ASSEMBLY, No. 4175


with committee amendments




DATED:  JULY 14, 2020


      The Senate Budget and Appropriations Committee reports favorably Assembly Bill No. 4175, with committee amendments.

      As amended, this bill authorizes the issuance of up to $9,900,000,000 in State general obligation bonds to address the State’s financial problems that have arisen as a consequence of the COVID-19 Pandemic. Included in the total is authorization to borrow from the federal government through federal stimulus loans. The bill also authorizes the State to refund those bonds.

      The bonds authorized pursuant to the bill are split between two periods. For the period beginning July 1, 2019 through September 30, 2020, the bill authorizes issuance of State bonds totaling $2,700,000,000, and for the period that begins October 1, 2020 and ends June 30, 2021, the bill authorizes issuance of State bonds totaling $7,200,000,000, for a combined amount of up to $9,900,000,000 issued over the two periods.

      Prior to the issuance of any amount of bonds pursuant to the bill, the issuing officials must obtain approval of the proposal to issue bonds from the Select Commission on Emergency COVID-19 Borrowing. The Commission will be comprised of two members of the Senate selected by the Senate President and two members of the General Assembly selected by the Speaker of the General Assembly. Approval by three or more members of the Commission will constitute approval of the proposal to issue bonds, and the issuing officials may then issue bonds pursuant to the proposal. If the Commission fails to approve the proposal, the proposal will be considered disapproved by the Commission, and no bonds pursuant to the disapproved proposal will be allowed to be issued.



      The committee amended the bill to:

      1) limit bond authorization to a total of $9.9 billion, instead of $5 billion plus whatever amount the State borrows from the federal government;

      2) limit the bond authorization to the fiscal periods between July 1, 2019 and June 30, 2021, instead of allowing issuance of bonds over an indefinite period;

      3) require approval from the Legislature’s Select Commission on Emergency COVID-19 Borrowing prior to issuing any bonds;

      4) explicitly allow bond proceeds to be deposited in the State’s General Fund or Property Tax Relief Fun to support the FY21 budget, and explicitly make the balance of proceeds subject to Legislative appropriation; and

      5) eliminate the authority to borrow from the federal government on behalf of local governments.

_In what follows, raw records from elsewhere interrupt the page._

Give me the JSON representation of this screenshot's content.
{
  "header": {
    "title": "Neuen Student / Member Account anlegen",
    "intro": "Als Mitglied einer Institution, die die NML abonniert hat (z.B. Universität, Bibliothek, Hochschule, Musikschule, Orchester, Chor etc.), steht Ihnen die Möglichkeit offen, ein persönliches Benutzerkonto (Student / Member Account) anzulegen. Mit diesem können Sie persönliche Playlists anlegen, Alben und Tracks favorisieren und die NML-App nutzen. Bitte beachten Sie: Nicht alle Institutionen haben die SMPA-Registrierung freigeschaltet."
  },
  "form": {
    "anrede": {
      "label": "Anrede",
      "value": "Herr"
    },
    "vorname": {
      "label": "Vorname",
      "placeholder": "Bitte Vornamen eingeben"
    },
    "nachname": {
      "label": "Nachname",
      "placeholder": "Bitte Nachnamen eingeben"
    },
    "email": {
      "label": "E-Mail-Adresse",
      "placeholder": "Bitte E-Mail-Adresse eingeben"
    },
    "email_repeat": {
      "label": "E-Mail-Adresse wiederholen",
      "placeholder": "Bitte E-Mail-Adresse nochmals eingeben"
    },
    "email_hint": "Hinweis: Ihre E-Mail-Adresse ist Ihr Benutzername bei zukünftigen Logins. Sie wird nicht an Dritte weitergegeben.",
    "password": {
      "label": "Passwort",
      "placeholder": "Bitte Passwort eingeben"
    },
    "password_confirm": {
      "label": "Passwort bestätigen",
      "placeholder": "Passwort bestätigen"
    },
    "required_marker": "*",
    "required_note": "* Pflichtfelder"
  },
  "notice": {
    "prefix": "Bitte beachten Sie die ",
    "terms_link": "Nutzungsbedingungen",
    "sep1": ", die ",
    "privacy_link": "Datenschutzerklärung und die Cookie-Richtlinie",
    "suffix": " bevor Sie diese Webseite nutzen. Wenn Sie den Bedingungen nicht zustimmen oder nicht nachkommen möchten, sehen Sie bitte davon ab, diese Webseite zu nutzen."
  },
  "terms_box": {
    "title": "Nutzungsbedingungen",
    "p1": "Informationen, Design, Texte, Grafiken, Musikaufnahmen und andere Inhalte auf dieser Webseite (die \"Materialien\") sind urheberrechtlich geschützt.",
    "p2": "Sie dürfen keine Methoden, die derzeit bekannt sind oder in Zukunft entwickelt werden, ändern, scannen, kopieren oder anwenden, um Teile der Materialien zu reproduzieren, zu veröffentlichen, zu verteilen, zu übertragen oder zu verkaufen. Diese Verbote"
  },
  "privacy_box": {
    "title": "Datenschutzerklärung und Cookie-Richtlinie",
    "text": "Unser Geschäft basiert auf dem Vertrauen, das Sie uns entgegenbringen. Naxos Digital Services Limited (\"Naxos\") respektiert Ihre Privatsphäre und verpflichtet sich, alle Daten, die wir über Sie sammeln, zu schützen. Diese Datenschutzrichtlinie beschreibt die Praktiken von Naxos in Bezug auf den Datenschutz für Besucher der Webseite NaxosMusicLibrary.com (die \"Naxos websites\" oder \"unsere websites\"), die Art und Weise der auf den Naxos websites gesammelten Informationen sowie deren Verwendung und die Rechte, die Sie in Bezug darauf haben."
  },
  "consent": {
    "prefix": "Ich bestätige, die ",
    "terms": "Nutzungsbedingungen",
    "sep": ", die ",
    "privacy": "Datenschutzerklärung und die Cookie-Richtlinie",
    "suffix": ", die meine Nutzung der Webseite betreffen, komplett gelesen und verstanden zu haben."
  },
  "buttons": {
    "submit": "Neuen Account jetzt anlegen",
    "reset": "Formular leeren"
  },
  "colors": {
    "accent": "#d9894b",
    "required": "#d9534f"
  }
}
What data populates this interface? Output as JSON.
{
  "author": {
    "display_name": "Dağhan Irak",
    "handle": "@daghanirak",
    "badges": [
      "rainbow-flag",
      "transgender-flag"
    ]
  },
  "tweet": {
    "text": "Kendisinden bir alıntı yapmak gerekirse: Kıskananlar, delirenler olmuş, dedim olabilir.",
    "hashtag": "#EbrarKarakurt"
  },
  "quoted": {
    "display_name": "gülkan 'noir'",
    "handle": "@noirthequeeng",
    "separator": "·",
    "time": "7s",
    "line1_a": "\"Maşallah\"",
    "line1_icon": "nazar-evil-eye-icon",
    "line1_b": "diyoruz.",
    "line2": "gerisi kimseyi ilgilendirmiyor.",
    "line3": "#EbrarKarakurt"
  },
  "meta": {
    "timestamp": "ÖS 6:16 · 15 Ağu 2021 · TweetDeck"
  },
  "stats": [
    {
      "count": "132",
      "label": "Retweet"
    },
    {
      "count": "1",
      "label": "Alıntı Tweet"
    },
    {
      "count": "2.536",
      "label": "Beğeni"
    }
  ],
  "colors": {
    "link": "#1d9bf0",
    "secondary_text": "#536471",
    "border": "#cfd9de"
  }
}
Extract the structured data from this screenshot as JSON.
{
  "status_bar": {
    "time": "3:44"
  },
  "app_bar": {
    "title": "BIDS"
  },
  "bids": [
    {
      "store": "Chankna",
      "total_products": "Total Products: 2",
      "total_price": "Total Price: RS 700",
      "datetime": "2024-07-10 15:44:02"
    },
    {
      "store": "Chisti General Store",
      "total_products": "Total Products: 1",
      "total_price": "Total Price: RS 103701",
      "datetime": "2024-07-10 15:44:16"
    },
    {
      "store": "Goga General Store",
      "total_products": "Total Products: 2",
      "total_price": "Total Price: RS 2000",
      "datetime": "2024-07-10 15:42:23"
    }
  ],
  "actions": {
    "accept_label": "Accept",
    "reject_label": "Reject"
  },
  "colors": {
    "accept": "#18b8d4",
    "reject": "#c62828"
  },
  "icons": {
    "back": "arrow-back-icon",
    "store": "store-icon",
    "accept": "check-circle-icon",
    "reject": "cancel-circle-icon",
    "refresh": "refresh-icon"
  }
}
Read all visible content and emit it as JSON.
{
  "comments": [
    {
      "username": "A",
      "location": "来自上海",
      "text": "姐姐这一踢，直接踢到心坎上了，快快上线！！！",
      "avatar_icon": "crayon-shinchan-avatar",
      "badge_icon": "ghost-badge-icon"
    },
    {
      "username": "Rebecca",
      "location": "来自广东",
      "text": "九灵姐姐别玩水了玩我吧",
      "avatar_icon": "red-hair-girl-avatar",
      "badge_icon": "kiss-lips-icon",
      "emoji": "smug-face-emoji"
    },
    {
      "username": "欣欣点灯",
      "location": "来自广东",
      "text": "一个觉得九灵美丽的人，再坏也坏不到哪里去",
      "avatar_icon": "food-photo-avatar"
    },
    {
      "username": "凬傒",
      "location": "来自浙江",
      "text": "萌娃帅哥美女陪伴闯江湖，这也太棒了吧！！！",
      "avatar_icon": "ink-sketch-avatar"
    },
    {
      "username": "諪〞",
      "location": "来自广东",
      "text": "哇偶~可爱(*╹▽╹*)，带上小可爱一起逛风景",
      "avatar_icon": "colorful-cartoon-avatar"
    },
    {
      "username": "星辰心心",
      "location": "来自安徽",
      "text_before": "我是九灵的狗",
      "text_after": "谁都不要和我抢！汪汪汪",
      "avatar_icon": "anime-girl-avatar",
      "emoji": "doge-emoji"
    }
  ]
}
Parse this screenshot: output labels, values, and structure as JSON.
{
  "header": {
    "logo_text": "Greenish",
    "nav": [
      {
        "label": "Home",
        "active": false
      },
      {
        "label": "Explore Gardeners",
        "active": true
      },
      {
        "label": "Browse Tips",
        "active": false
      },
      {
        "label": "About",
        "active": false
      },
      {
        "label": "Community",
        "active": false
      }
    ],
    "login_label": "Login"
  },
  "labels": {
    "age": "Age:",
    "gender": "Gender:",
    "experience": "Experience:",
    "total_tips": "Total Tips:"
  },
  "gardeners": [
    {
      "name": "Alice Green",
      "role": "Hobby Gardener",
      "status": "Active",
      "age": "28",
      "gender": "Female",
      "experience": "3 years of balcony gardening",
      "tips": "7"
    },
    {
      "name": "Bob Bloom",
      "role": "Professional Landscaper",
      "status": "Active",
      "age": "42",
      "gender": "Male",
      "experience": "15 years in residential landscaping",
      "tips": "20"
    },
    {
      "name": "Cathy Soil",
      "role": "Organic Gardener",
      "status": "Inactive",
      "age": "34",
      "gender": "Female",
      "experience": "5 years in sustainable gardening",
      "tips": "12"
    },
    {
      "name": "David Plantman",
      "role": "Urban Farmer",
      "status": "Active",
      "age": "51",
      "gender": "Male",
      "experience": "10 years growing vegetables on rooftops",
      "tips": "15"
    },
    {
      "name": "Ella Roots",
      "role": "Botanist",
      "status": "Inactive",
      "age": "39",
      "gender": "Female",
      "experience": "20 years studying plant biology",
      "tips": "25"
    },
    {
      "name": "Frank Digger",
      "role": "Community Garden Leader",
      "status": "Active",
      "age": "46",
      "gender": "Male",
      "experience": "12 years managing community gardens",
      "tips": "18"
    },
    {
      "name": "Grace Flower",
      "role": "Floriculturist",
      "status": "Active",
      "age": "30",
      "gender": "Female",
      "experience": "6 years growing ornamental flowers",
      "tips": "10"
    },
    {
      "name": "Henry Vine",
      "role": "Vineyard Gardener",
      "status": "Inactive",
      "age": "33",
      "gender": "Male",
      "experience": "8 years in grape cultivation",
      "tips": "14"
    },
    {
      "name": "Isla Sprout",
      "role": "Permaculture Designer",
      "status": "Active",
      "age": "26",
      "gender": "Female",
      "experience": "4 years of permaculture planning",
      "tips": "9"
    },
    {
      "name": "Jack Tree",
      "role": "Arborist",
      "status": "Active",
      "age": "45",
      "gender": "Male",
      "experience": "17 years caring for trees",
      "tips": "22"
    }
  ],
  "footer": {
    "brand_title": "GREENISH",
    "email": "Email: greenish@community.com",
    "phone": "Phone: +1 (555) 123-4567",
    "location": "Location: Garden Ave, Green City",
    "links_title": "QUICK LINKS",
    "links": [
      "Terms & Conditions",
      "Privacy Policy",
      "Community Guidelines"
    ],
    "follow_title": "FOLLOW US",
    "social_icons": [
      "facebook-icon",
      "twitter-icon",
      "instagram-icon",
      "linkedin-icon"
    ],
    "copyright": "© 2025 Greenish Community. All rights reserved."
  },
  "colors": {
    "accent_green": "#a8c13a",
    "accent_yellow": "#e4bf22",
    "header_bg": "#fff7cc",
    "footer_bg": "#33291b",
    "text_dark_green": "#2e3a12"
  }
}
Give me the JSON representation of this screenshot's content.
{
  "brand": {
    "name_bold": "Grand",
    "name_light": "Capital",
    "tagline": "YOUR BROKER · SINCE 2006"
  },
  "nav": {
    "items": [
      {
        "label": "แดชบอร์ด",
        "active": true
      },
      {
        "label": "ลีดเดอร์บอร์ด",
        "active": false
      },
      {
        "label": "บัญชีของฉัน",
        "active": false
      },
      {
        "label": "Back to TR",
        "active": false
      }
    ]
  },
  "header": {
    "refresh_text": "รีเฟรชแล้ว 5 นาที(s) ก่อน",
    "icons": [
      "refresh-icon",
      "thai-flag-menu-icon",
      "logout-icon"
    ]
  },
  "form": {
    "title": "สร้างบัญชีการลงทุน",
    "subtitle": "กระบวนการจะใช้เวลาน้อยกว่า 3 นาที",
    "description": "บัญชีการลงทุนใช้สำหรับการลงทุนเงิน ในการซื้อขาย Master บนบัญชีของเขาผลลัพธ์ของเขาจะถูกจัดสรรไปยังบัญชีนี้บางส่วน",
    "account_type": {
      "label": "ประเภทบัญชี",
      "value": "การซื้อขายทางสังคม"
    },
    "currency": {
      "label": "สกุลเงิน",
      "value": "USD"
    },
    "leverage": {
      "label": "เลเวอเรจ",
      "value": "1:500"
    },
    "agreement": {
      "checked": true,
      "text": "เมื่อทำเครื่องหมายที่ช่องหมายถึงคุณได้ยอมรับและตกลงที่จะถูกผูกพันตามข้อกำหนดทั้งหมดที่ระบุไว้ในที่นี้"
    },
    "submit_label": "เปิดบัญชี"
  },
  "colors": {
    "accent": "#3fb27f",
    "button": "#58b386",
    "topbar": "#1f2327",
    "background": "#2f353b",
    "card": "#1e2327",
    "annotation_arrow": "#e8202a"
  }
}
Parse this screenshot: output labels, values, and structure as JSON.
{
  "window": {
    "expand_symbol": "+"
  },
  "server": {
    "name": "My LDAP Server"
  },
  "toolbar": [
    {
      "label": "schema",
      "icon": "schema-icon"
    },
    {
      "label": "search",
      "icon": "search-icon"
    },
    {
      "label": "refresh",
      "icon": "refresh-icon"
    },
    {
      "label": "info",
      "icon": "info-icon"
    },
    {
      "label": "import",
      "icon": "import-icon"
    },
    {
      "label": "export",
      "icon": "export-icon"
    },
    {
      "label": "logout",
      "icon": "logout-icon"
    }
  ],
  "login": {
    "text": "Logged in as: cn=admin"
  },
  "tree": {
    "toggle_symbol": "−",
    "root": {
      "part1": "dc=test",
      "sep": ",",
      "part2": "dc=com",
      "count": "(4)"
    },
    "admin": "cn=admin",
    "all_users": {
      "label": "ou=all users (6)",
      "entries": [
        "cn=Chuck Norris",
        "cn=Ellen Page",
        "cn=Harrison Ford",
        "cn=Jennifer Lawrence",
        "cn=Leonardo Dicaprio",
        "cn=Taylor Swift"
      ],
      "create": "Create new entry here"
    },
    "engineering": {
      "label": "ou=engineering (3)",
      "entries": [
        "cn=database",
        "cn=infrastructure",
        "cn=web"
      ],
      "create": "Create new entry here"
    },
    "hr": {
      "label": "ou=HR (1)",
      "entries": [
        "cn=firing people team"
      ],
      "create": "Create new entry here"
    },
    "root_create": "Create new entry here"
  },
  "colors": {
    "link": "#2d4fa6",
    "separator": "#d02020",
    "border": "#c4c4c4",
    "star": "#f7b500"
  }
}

      The Office of Legislative Services cannot project the total debt service cost the State would incur from issuing different forms of indebtedness to address State government funding needs related to the COVID-19 pandemic.  This is so because the final debt service cost would be a function of the amounts, structures, and terms of the authorized debt instruments, of which many elements remain to be determined. 

      In addition, annual State revenues would increase by an indeterminate amount over several years from interest earned on unexpended borrowed funds.  Any State revenue gain, however, would be widely outpaced by the increase in State debt service payment obligations.